Expand description
Mixture of Experts (MoE) layer
Provides a sparse MoE layer where each input token is routed to a subset of expert networks via a learned gating mechanism. This enables scaling model capacity without proportionally increasing computation.
§Architecture
- Router: Linear gating network with softmax that selects top-k experts per token
- Experts: Independent feed-forward networks (weight + bias)
- MoeLayer: Combines router and experts into a single forward pass
§Load Balancing
The balance_loss() method computes a Switch Transformer-style auxiliary loss
that penalizes uneven expert utilization, encouraging the router to distribute
tokens uniformly across experts.
§References
- Fedus, W., Zoph, B., & Shazeer, N. (2022). Switch Transformers. JMLR.

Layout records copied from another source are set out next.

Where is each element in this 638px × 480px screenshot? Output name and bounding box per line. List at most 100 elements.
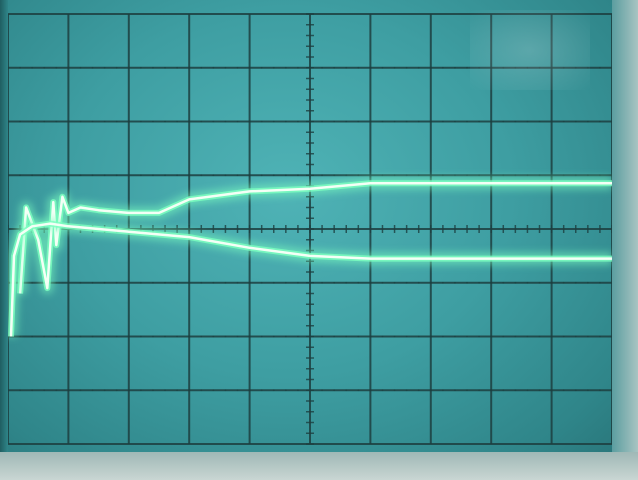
- graticule-dot: [393, 389, 396, 392]
- graticule-dot: [55, 174, 58, 177]
- graticule-dot: [574, 281, 577, 284]
- graticule-dot: [115, 66, 118, 69]
- graticule-dot: [538, 66, 541, 69]
- graticule-dot: [55, 335, 58, 338]
- graticule-dot: [188, 389, 191, 392]
- graticule-dot: [236, 120, 239, 123]
- graticule-dot: [345, 120, 348, 123]
- graticule-dot: [297, 66, 299, 69]
- bezel-left: [0, 0, 8, 480]
- graticule-dot: [31, 335, 34, 338]
- graticule-dot: [357, 335, 360, 338]
- graticule-dot: [441, 174, 444, 177]
- graticule-dot: [67, 66, 70, 69]
- graticule-dot: [441, 389, 444, 392]
- graticule-dot: [502, 281, 505, 284]
- graticule-dot: [478, 120, 481, 123]
- graticule-dot: [55, 120, 58, 123]
- graticule-dot: [586, 174, 589, 177]
- graticule-dot: [550, 120, 553, 123]
- graticule-dot: [79, 389, 82, 392]
- graticule-dot: [115, 120, 118, 123]
- graticule-dot: [79, 120, 82, 123]
- graticule-dot: [333, 66, 336, 69]
- graticule-dot: [586, 389, 589, 392]
- graticule-dot: [454, 66, 456, 69]
- graticule-dot: [139, 120, 142, 123]
- graticule-dot: [574, 66, 577, 69]
- graticule-dot: [369, 120, 372, 123]
- graticule-dot: [562, 335, 565, 338]
- graticule-dot: [115, 389, 118, 392]
- graticule-dot: [212, 174, 215, 177]
- graticule-dot: [248, 389, 251, 392]
- graticule-dot: [188, 174, 191, 177]
- graticule-dot: [345, 174, 348, 177]
- graticule-dot: [333, 389, 336, 392]
- graticule-dot: [248, 174, 251, 177]
- graticule-dot: [91, 281, 94, 284]
- graticule-dot: [599, 66, 601, 69]
- graticule-dot: [599, 335, 601, 338]
- screen-glare: [470, 10, 590, 90]
- graticule-dot: [127, 66, 130, 69]
- bezel-right: [612, 0, 638, 480]
- graticule-dot: [514, 66, 517, 69]
- graticule-dot: [284, 281, 287, 284]
- graticule-dot: [212, 389, 215, 392]
- graticule-dot: [139, 389, 142, 392]
- graticule-dot: [91, 389, 94, 392]
- graticule-dot: [115, 174, 118, 177]
- graticule-dot: [538, 389, 541, 392]
- graticule-dot: [152, 281, 154, 284]
- graticule-dot: [224, 389, 227, 392]
- graticule-dot: [309, 66, 311, 69]
- graticule-dot: [260, 335, 263, 338]
- graticule-dot: [417, 281, 420, 284]
- graticule-dot: [212, 120, 215, 123]
- graticule-dot: [297, 174, 299, 177]
- graticule-dot: [152, 66, 154, 69]
- graticule-dot: [454, 389, 456, 392]
- graticule-dot: [103, 120, 106, 123]
- graticule-dot: [562, 389, 565, 392]
- graticule-dot: [297, 281, 299, 284]
- graticule-dot: [405, 335, 408, 338]
- graticule-dot: [454, 174, 456, 177]
- graticule-dot: [188, 66, 191, 69]
- graticule-dot: [152, 389, 154, 392]
- graticule-dot: [478, 389, 481, 392]
- graticule-dot: [79, 174, 82, 177]
- graticule-dot: [586, 335, 589, 338]
- graticule-dot: [115, 335, 118, 338]
- graticule-dot: [466, 66, 468, 69]
- graticule-dot: [466, 389, 468, 392]
- graticule-dot: [393, 120, 396, 123]
- graticule-dot: [200, 335, 203, 338]
- graticule-dot: [502, 120, 505, 123]
- graticule-dot: [550, 281, 553, 284]
- graticule-dot: [31, 281, 34, 284]
- graticule-dot: [43, 120, 46, 123]
- graticule-dot: [200, 120, 203, 123]
- graticule-dot: [103, 174, 106, 177]
- graticule-dot: [417, 174, 420, 177]
- graticule-dot: [224, 335, 227, 338]
- graticule-dot: [103, 335, 106, 338]
- graticule-dot: [417, 335, 420, 338]
- graticule-dot: [260, 281, 263, 284]
- graticule-dot: [67, 335, 70, 338]
- graticule-dot: [441, 335, 444, 338]
- graticule-dot: [466, 335, 468, 338]
- graticule-dot: [55, 389, 58, 392]
- graticule-dot: [164, 335, 166, 338]
- graticule-dot: [127, 120, 130, 123]
- graticule-dot: [441, 120, 444, 123]
- graticule-dot: [176, 389, 179, 392]
- graticule-dot: [91, 174, 94, 177]
- graticule-dot: [200, 174, 203, 177]
- graticule-dot: [103, 281, 106, 284]
- graticule-dot: [574, 120, 577, 123]
- graticule-dot: [176, 281, 179, 284]
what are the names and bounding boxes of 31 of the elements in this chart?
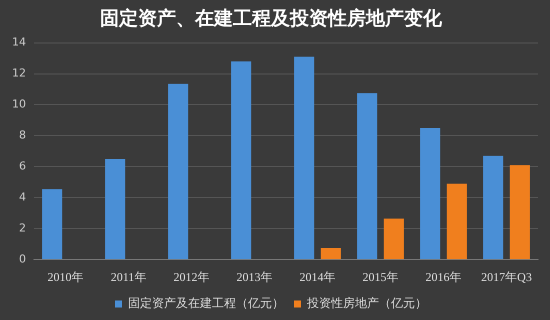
legend-label: 投资性房地产（亿元）	[306, 296, 427, 310]
bar	[42, 189, 62, 260]
bar	[294, 56, 314, 260]
y-tick-label: 12	[12, 66, 26, 80]
y-tick-label: 0	[18, 252, 26, 266]
y-tick-label: 8	[18, 128, 26, 142]
bar	[420, 128, 440, 260]
bar	[384, 218, 404, 260]
x-tick-label: 2012年	[174, 270, 210, 284]
bar	[510, 165, 530, 260]
bar	[446, 184, 467, 260]
chart-title: 固定资产、在建工程及投资性房地产变化	[100, 7, 443, 30]
x-tick-label: 2016年	[426, 270, 462, 284]
x-tick-label: 2011年	[110, 270, 146, 284]
y-tick-label: 6	[18, 160, 26, 173]
bar	[320, 248, 341, 260]
bar	[483, 156, 504, 260]
bar	[105, 158, 126, 260]
y-tick-label: 2	[18, 221, 26, 234]
x-tick-label: 2017年Q3	[481, 270, 532, 284]
x-tick-label: 2013年	[236, 270, 272, 284]
y-tick-label: 14	[12, 36, 26, 49]
x-tick-label: 2014年	[300, 270, 336, 284]
bar	[168, 84, 188, 260]
x-tick-label: 2015年	[362, 270, 398, 284]
legend-label: 固定资产及在建工程（亿元）	[128, 296, 284, 310]
bar	[231, 61, 252, 260]
bar	[357, 93, 378, 260]
y-tick-label: 10	[12, 98, 26, 111]
x-tick-label: 2010年	[47, 270, 84, 284]
y-tick-label: 4	[18, 190, 26, 204]
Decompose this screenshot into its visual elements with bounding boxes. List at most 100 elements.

- Lepikhin, D., et al. (2021). GShard: Scaling Giant Models. ICLR.
Re-exports§
pub use router::NoisyTopKRouter;pub use router::RoutingResult;pub use router::TopKRouter;
Modules§
- router
- Gating/routing mechanisms for Mixture of Experts
Structs§
- Expert
- A single expert network: a two-layer feed-forward with ReLU activation.
- MoeConfig
- Configuration for a Mixture of Experts layer.
- MoeLayer
- Mixture of Experts layer combining a router with a set of expert networks.
Enums§
- Router
- Router variant: either deterministic or noisy.